Columbia Business School recently announced that two of its alumni have pledged a combined $40 million toward the construction of the school’s innovative new Manhattanville campus. Finance titans Arthur J. Samberg and Mario J. Gabelli, both members of the school’s Board of Overseers, pledged $25 million and $15 million respectively.
In explaining their donations, Samberg and Gabelli both highlighted their experiences at Columbia Business School as primary motivators.
“If there is one thing I have learned throughout my career it is that having good ideas are important, but the execution of good ideas is most crucial,” says Samberg. “Columbia Business School recognizes this distinction, and as such they are working to construct a world–class facility that will enhance their ability to equip students with the knowledge and know–how to make a powerful impact on the world. I am proud to be a small part of these efforts and look forward to supporting their mission however I can.”
“It is a fundamental tenet in our society that where you start in life on the ladder of opportunity should not dictate how high you can climb,” adds Gabelli. “My parents did not have a formal education. But they understood how important it was for me to attend Columbia Business School. I am extremely grateful for these opportunities and I want to do my part to give back to a dynamic school that has always empowered the aspirations of countless young entrepreneurs and business leaders.”

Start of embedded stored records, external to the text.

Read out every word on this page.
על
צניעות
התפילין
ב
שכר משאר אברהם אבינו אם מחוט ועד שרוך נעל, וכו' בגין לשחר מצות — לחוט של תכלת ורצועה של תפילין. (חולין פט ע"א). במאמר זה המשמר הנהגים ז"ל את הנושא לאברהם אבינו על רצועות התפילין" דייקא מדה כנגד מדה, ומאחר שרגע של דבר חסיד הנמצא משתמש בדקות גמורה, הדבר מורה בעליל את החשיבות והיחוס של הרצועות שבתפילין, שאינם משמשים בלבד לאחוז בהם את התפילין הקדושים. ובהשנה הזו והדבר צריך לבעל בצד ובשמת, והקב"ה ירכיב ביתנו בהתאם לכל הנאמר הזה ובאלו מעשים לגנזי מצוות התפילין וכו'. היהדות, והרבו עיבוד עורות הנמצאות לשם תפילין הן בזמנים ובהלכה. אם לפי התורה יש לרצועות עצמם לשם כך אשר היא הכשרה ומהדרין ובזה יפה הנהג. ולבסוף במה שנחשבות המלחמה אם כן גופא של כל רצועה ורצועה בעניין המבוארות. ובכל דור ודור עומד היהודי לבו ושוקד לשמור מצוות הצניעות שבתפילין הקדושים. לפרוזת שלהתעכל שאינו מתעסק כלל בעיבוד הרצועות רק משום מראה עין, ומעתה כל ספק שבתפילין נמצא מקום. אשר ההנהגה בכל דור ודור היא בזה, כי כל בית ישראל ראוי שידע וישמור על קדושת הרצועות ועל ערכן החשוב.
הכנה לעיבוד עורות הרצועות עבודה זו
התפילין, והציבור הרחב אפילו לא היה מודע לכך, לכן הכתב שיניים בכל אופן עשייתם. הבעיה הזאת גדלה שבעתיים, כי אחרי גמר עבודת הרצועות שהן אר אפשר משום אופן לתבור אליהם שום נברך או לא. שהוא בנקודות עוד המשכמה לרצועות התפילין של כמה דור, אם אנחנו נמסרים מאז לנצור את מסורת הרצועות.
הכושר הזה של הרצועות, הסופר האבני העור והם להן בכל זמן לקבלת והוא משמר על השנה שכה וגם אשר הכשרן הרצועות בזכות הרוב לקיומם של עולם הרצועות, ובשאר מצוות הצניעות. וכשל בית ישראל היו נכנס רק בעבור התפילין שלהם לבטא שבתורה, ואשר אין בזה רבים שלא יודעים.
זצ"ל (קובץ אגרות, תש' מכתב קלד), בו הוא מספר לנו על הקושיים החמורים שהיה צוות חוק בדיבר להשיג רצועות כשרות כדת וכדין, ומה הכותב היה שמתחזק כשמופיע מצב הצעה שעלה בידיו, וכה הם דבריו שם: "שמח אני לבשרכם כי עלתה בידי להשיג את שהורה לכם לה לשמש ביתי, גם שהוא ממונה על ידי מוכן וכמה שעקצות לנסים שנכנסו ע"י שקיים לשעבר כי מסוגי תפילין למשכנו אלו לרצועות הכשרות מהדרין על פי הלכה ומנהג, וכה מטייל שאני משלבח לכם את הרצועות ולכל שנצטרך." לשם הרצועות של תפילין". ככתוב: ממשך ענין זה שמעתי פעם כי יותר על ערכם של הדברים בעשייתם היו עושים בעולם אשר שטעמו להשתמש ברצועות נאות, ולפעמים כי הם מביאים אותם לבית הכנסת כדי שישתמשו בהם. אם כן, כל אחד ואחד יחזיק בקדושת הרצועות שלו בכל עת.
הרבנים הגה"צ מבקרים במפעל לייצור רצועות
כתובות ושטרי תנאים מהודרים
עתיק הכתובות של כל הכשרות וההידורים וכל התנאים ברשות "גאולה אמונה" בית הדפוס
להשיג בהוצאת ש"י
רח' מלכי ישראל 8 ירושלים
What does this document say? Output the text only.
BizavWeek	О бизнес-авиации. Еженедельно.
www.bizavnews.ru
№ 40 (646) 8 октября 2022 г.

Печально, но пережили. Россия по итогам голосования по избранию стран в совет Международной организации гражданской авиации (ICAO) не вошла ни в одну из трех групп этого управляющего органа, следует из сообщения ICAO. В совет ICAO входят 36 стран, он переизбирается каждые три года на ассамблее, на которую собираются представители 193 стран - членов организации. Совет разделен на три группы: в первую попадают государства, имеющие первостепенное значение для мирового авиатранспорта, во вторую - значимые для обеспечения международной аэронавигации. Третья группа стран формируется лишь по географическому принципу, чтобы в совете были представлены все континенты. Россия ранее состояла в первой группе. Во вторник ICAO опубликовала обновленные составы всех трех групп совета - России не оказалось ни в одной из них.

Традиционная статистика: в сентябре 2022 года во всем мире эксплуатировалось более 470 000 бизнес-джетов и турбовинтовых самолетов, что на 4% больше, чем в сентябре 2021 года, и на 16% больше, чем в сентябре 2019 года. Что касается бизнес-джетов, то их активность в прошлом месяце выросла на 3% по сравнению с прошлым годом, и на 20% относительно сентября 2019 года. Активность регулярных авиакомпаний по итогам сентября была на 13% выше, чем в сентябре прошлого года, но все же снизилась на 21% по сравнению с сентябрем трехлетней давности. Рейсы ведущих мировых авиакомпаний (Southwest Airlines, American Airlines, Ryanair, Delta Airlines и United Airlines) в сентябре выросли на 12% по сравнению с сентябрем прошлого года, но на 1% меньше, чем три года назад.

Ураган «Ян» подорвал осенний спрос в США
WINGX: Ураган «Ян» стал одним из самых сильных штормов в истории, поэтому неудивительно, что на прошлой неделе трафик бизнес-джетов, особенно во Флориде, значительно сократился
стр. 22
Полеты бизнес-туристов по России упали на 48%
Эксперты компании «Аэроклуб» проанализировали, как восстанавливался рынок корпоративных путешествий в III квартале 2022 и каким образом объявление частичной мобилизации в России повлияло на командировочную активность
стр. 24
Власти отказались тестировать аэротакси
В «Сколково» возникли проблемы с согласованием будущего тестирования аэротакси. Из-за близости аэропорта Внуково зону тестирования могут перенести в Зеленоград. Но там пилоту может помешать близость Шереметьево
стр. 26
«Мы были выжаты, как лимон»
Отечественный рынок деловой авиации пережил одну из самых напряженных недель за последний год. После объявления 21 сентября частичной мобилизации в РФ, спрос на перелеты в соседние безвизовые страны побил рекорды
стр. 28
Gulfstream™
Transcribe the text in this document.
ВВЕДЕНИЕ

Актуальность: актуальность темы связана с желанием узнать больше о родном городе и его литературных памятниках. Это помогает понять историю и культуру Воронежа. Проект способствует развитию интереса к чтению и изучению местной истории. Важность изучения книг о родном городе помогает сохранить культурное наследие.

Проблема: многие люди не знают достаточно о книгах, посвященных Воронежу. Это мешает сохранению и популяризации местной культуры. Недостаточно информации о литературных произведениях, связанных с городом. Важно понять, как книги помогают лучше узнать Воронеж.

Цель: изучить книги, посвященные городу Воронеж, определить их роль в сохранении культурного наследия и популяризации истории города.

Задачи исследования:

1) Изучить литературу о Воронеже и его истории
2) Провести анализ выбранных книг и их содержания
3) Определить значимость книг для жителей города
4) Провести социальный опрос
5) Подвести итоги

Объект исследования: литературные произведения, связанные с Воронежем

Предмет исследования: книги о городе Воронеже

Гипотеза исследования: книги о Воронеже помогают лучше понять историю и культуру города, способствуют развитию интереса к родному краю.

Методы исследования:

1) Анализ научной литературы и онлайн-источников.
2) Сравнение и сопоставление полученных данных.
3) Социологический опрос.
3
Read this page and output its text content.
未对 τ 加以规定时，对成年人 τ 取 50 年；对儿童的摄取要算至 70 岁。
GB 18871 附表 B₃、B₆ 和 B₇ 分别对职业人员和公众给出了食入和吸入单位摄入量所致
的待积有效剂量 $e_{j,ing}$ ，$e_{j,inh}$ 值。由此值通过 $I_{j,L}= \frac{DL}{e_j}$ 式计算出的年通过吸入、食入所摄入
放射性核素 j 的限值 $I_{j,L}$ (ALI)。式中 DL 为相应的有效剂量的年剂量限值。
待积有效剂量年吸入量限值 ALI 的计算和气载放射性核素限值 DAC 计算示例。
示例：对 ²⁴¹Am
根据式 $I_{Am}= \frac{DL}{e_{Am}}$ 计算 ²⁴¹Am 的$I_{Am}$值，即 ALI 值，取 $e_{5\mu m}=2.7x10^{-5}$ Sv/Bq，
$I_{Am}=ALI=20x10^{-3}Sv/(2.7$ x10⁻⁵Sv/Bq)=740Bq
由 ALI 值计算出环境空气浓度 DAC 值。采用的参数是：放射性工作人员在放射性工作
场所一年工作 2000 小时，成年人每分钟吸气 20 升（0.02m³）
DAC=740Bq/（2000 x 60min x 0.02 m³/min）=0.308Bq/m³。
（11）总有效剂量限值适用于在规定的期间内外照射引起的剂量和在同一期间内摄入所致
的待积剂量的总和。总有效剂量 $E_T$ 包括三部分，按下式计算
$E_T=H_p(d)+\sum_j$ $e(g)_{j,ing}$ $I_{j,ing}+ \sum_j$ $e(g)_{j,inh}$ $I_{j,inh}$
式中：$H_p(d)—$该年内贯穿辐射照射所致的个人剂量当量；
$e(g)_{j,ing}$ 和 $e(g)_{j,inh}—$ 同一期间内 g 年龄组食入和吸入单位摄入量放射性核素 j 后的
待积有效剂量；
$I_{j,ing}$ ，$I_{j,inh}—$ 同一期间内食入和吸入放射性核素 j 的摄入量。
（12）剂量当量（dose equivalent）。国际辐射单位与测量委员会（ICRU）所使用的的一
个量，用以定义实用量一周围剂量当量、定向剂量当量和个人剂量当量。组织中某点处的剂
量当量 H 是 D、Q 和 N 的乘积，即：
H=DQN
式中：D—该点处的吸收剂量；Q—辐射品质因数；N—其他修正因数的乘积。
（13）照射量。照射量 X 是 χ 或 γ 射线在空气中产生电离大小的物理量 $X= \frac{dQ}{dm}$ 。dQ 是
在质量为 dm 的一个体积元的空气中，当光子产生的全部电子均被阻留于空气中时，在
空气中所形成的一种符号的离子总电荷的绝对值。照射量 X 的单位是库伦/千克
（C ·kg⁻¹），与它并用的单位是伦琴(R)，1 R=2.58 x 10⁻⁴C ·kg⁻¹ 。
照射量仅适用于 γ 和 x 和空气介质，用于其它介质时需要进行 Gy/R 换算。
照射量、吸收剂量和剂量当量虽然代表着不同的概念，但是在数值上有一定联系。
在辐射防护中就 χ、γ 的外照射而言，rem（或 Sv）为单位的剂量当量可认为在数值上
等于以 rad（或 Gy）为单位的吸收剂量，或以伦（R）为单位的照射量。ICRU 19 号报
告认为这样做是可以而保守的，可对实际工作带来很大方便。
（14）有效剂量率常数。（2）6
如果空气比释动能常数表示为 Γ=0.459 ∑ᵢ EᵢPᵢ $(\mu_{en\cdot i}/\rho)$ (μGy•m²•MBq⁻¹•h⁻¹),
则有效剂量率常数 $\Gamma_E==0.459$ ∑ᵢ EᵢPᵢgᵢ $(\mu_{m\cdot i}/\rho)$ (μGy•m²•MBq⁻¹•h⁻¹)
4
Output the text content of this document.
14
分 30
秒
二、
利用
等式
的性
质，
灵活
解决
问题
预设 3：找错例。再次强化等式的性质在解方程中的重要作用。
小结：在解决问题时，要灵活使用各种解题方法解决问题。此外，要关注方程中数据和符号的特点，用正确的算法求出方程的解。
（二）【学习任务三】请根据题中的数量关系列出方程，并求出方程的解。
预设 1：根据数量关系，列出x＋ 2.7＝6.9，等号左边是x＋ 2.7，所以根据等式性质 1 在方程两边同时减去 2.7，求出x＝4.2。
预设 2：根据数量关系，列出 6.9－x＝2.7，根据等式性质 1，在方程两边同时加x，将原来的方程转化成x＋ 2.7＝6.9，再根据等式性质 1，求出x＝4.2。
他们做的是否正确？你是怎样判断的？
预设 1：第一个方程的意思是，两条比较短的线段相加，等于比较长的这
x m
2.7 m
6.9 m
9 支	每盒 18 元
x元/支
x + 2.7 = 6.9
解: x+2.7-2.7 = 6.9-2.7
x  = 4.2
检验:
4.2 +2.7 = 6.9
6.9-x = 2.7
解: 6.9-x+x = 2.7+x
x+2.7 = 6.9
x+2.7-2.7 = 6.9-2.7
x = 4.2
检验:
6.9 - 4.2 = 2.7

The two pledges come at a time of extraordinary momentum for Columbia Business School’s Manhattanville efforts. The school received a $100 million donation in May, tying the largest gift in the history of the school.
Glenn Hubbard, dean of Columbia Business School, expressed his gratitude for the gift, saying, “Thanks to their support, our new Manhattanville campus will feature classrooms of tomorrow and other cutting–edge innovations that will allow us to continue preparing the next generation of business leaders to confront the challenges of the 21st century economy.”